= Sonchis of Sais =

6th century BC Egyptian priest

Sonchis of Saïs or the Saïte (Σῶγχις ὁ Σαΐτης, Sō̂nkhis o Saḯtēs; BC) was an Egyptian priest, who is mentioned in Greek writings for relating the account of Atlantis. His status as a historical figure is a matter of debate.

The Platonic dialogues Timaeus and Critias, written around 360 BC, recount (through the voice of Critias) how the Athenian statesman Solon (638–558 BC) traveled to Egypt and in the city of Sais encountered the priests of the goddess Neith.
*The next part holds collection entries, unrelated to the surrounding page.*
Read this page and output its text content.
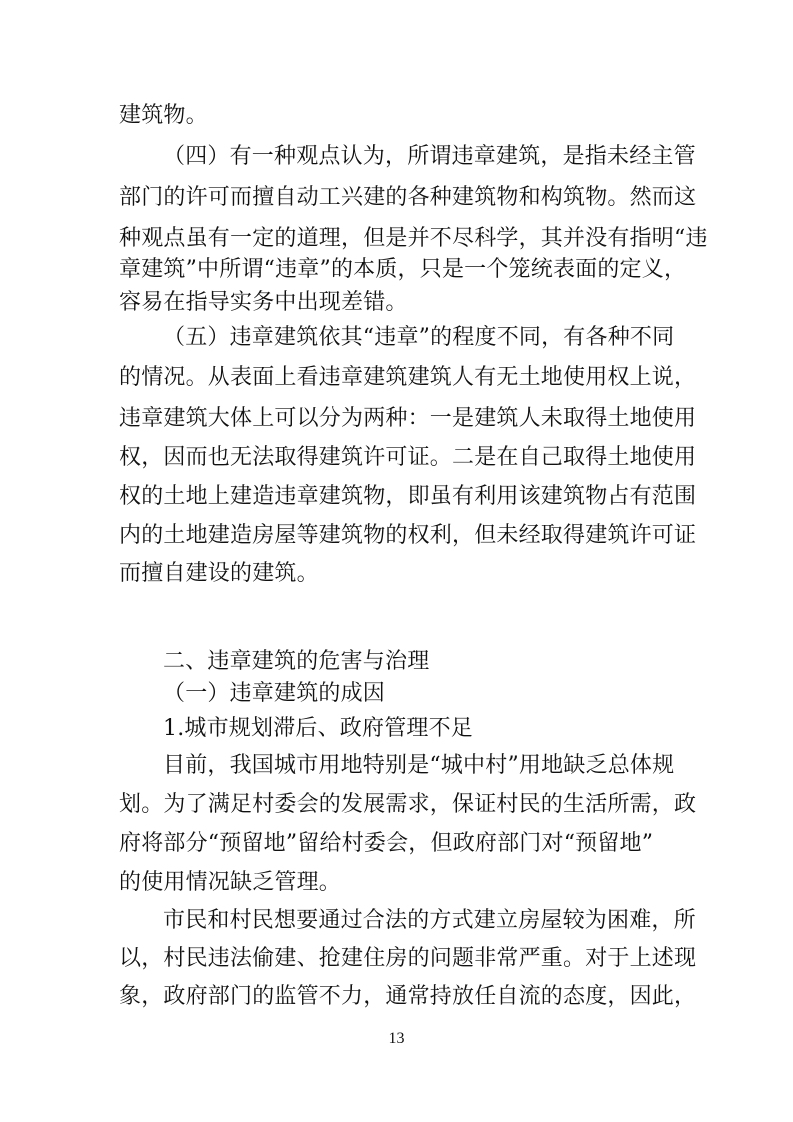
建筑物。
（四）有一种观点认为，所谓违章建筑，是指未经主管
部门的许可而擅自动工兴建的各种建筑物和构筑物。然而这
种观点虽有一定的道理，但是并不尽科学，其并没有指明“违
章建筑”中所谓“违章”的本质，只是一个笼统表面的定义，
容易在指导实务中出现差错。
（五）违章建筑依其“违章”的程度不同，有各种不同
的情况。从表面上看违章建筑建筑人有无土地使用权上说，
违章建筑大体上可以分为两种：一是建筑人未取得土地使用
权，因而也无法取得建筑许可证。二是在自己取得土地使用
权的土地上建造违章建筑物，即虽有利用该建筑物占有范围
内的土地建造房屋等建筑物的权利，但未经取得建筑许可证
而擅自建设的建筑。
二、违章建筑的危害与治理
（一）违章建筑的成因
1.城市规划滞后、政府管理不足
目前，我国城市用地特别是“城中村”用地缺乏总体规
划。为了满足村委会的发展需求，保证村民的生活所需，政
府将部分“预留地”留给村委会，但政府部门对“预留地”
的使用情况缺乏管理。
市民和村民想要通过合法的方式建立房屋较为困难，所
以，村民违法偷建、抢建住房的问题非常严重。对于上述现
象，政府部门的监管不力，通常持放任自流的态度，因此，
13
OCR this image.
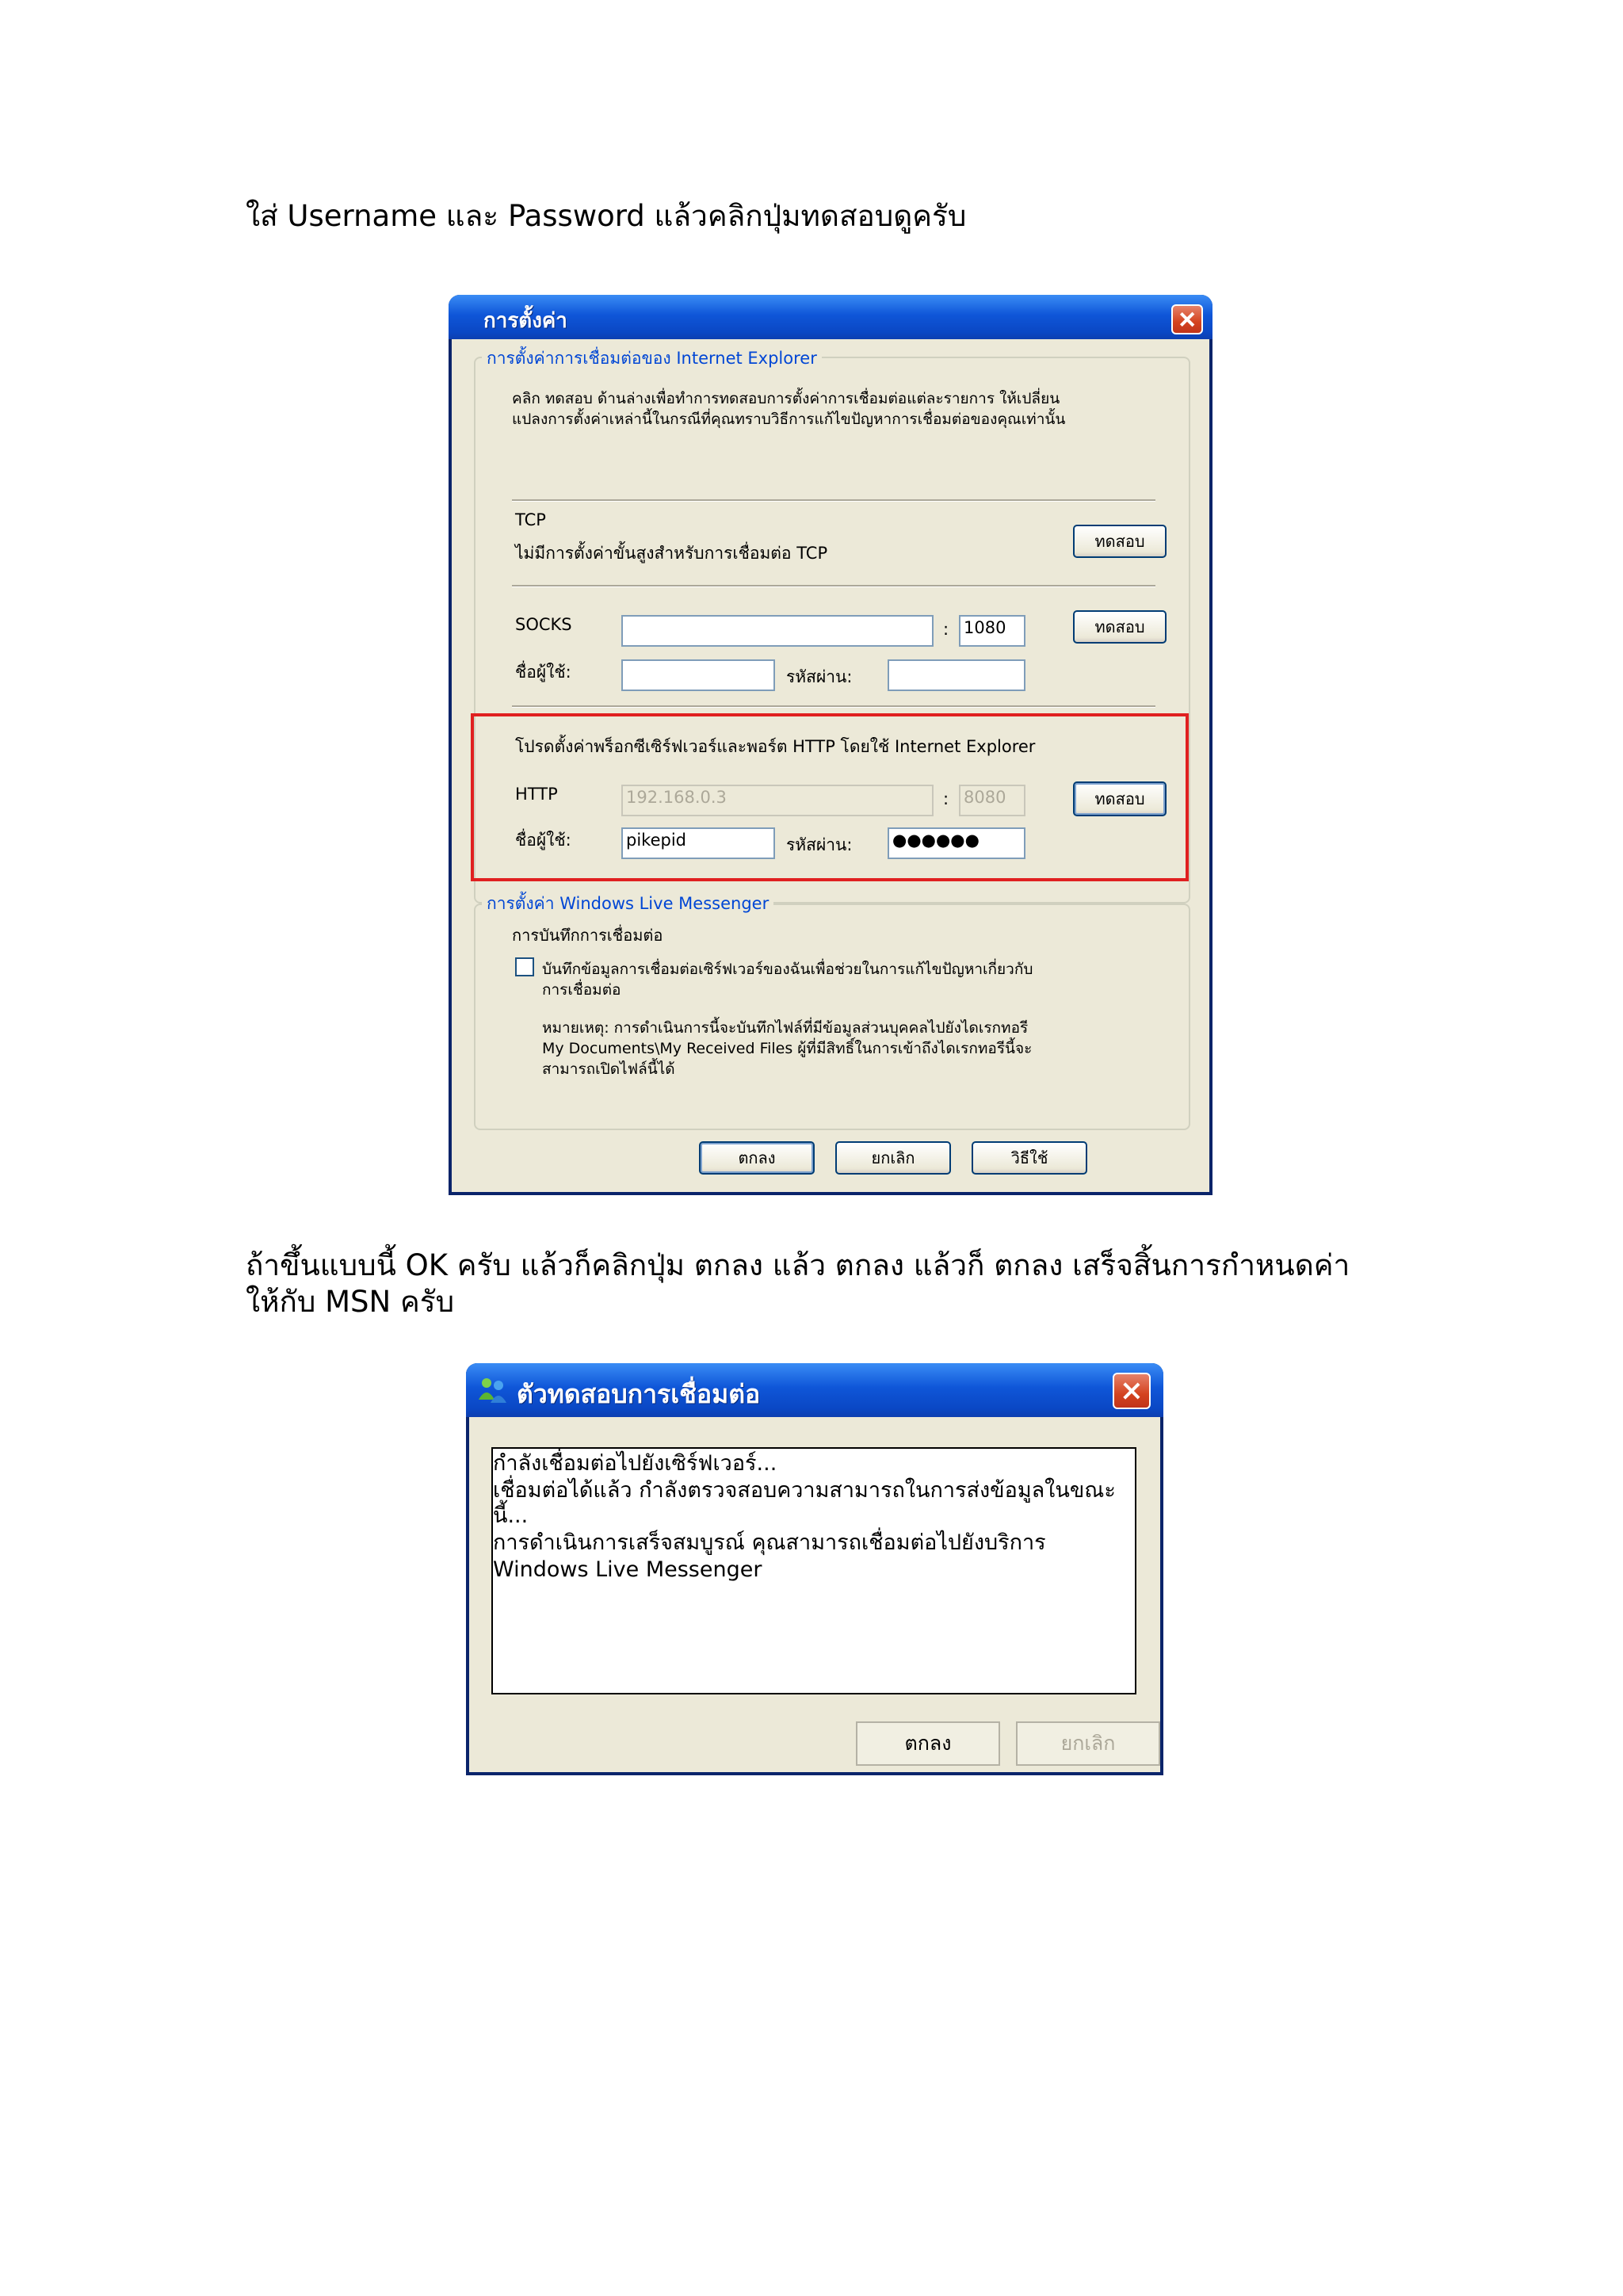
ใส่ Username และ Password แล้วคลิกปุ่มทดสอบดูครับ
การตั้งค่า
การตั้งค่าการเชื่อมต่อของ Internet Explorer
คลิก ทดสอบ ด้านล่างเพื่อทำการทดสอบการตั้งค่าการเชื่อมต่อแต่ละรายการ ให้เปลี่ยน
แปลงการตั้งค่าเหล่านี้ในกรณีที่คุณทราบวิธีการแก้ไขปัญหาการเชื่อมต่อของคุณเท่านั้น
TCP
ไม่มีการตั้งค่าขั้นสูงสำหรับการเชื่อมต่อ TCP
ทดสอบ
SOCKS	: 1080	ทดสอบ
ชื่อผู้ใช้:	รหัสผ่าน:
โปรดตั้งค่าพร็อกซีเซิร์ฟเวอร์และพอร์ต HTTP โดยใช้ Internet Explorer
HTTP	192.168.0.3	: 8080	ทดสอบ
ชื่อผู้ใช้:	pikepid	รหัสผ่าน: ●●●●●●
การตั้งค่า Windows Live Messenger
การบันทึกการเชื่อมต่อ
บันทึกข้อมูลการเชื่อมต่อเซิร์ฟเวอร์ของฉันเพื่อช่วยในการแก้ไขปัญหาเกี่ยวกับ
การเชื่อมต่อ
หมายเหตุ: การดำเนินการนี้จะบันทึกไฟล์ที่มีข้อมูลส่วนบุคคลไปยังไดเรกทอรี
My Documents\My Received Files ผู้ที่มีสิทธิ์ในการเข้าถึงไดเรกทอรีนี้จะ
สามารถเปิดไฟล์นี้ได้
ตกลง	ยกเลิก	วิธีใช้
ถ้าขึ้นแบบนี้ OK ครับ แล้วก็คลิกปุ่ม ตกลง แล้ว ตกลง แล้วก็ ตกลง เสร็จสิ้นการกำหนดค่า
ให้กับ MSN ครับ
ตัวทดสอบการเชื่อมต่อ
กำลังเชื่อมต่อไปยังเซิร์ฟเวอร์...
เชื่อมต่อได้แล้ว กำลังตรวจสอบความสามารถในการส่งข้อมูลในขณะ
นี้...
การดำเนินการเสร็จสมบูรณ์ คุณสามารถเชื่อมต่อไปยังบริการ
Windows Live Messenger
ตกลง	ยกเลิก
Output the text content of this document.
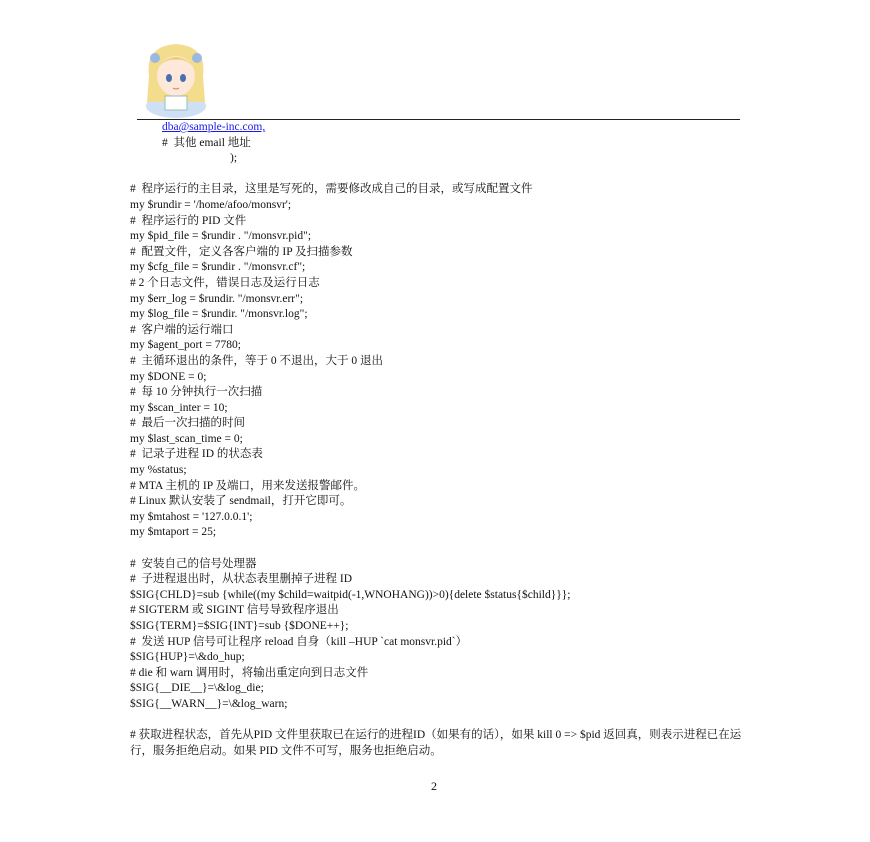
dba@sample-inc.com,
#  其他 email 地址
);
#  程序运行的主目录，这里是写死的，需要修改成自己的目录，或写成配置文件
my $rundir = '/home/afoo/monsvr';
#  程序运行的 PID 文件
my $pid_file = $rundir . "/monsvr.pid";
#  配置文件，定义各客户端的 IP 及扫描参数
my $cfg_file = $rundir . "/monsvr.cf";
# 2 个日志文件，错误日志及运行日志
my $err_log = $rundir. "/monsvr.err";
my $log_file = $rundir. "/monsvr.log";
#  客户端的运行端口
my $agent_port = 7780;
#  主循环退出的条件，等于 0 不退出，大于 0 退出
my $DONE = 0;
#  每 10 分钟执行一次扫描
my $scan_inter = 10;
#  最后一次扫描的时间
my $last_scan_time = 0;
#  记录子进程 ID 的状态表
my %status;
# MTA 主机的 IP 及端口，用来发送报警邮件。
# Linux 默认安装了 sendmail，打开它即可。
my $mtahost = '127.0.0.1';
my $mtaport = 25;
#  安装自己的信号处理器
#  子进程退出时，从状态表里删掉子进程 ID
$SIG{CHLD}=sub {while((my $child=waitpid(-1,WNOHANG))>0){delete $status{$child}}};
# SIGTERM 或 SIGINT 信号导致程序退出
$SIG{TERM}=$SIG{INT}=sub {$DONE++};
#  发送 HUP 信号可让程序 reload 自身（kill –HUP `cat monsvr.pid`）
$SIG{HUP}=\&do_hup;
# die 和 warn 调用时，将输出重定向到日志文件
$SIG{__DIE__}=\&log_die;
$SIG{__WARN__}=\&log_warn;
# 获取进程状态，首先从PID 文件里获取已在运行的进程ID（如果有的话），如果 kill 0 => $pid 返回真，则表示进程已在运行，服务拒绝启动。如果 PID 文件不可写，服务也拒绝启动。
2
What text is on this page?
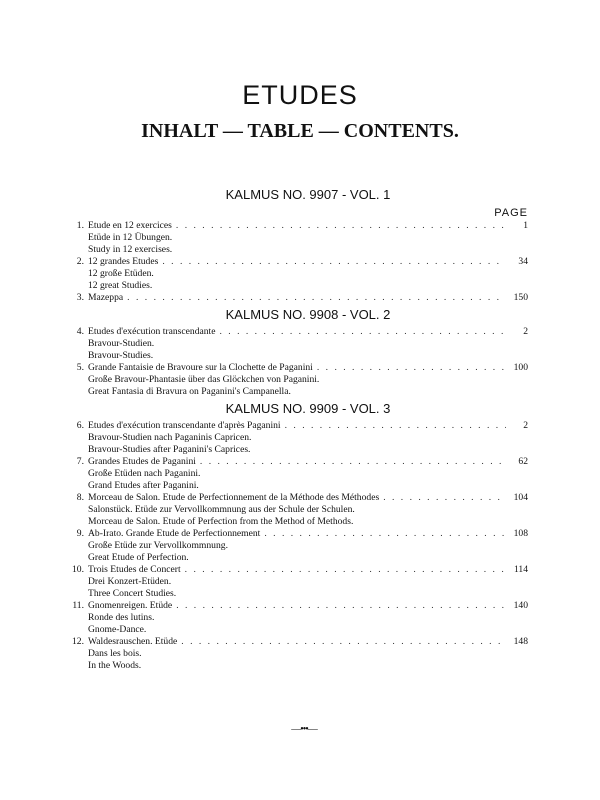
ETUDES
INHALT — TABLE — CONTENTS.
KALMUS NO. 9907 - VOL. 1
PAGE
1. Etude en 12 exercices . . .	1
Etüde in 12 Übungen.
Study in 12 exercises.
2. 12 grandes Etudes . . .	34
12 große Etüden.
12 great Studies.
3. Mazeppa . . .	150
KALMUS NO. 9908 - VOL. 2
4. Etudes d'exécution transcendante . . .	2
Bravour-Studien.
Bravour-Studies.
5. Grande Fantaisie de Bravoure sur la Clochette de Paganini . . .	100
Große Bravour-Phantasie über das Glöckchen von Paganini.
Great Fantasia di Bravura on Paganini's Campanella.
KALMUS NO. 9909 - VOL. 3
6. Etudes d'exécution transcendante d'après Paganini . . .	2
Bravour-Studien nach Paganinis Capricen.
Bravour-Studies after Paganini's Caprices.
7. Grandes Etudes de Paganini . . .	62
Große Etüden nach Paganini.
Grand Etudes after Paganini.
8. Morceau de Salon. Etude de Perfectionnement de la Méthode des Méthodes . . .	104
Salonstück. Etüde zur Vervollkommnung aus der Schule der Schulen.
Morceau de Salon. Etude of Perfection from the Method of Methods.
9. Ab-Irato. Grande Etude de Perfectionnement . . .	108
Große Etüde zur Vervollkommnung.
Great Etude of Perfection.
10. Trois Etudes de Concert . . .	114
Drei Konzert-Etüden.
Three Concert Studies.
11. Gnomenreigen. Etüde . . .	140
Ronde des lutins.
Gnome-Dance.
12. Waldesrauschen. Etüde . . .	148
Dans les bois.
In the Woods.
—•••—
A very aged priest tells him that 9000 years earlier, Athens had been in conflict with the great power of Atlantis, which was then destroyed in a catastrophe.

Plato's dialogue does not mention a name for the priest, but Plutarch (46–120 AD), in his Life of Solon identified the aged priest as Sonchis:

Near Nilus' mouth, by fair Canopus' shores, and spent some time in study with Psenophis of Heliopolis, and Sonchis the Saïte, the most learned of all the priests; from whom, as Plato says, getting knowledge of the Atlantic story, he put it into a poem, and proposed to bring it to the knowledge of the Greeks.

Plutarch gives a more detailed description on the Greek philosophers who visited Egypt and received advice by the Egyptian priests in his book On Isis and Osiris. Thus, Thales of Miletus, Eudoxus of Cnidus, Solon, Pythagoras, (some say Lycurgus of Sparta also) and Plato, traveled into Egypt and conversed with the priests. Eudoxus was instructed by Chonupheus of Memphis, Solon by Sonchis of Saïs and Pythagoras by Oenuphis of Heliopolis.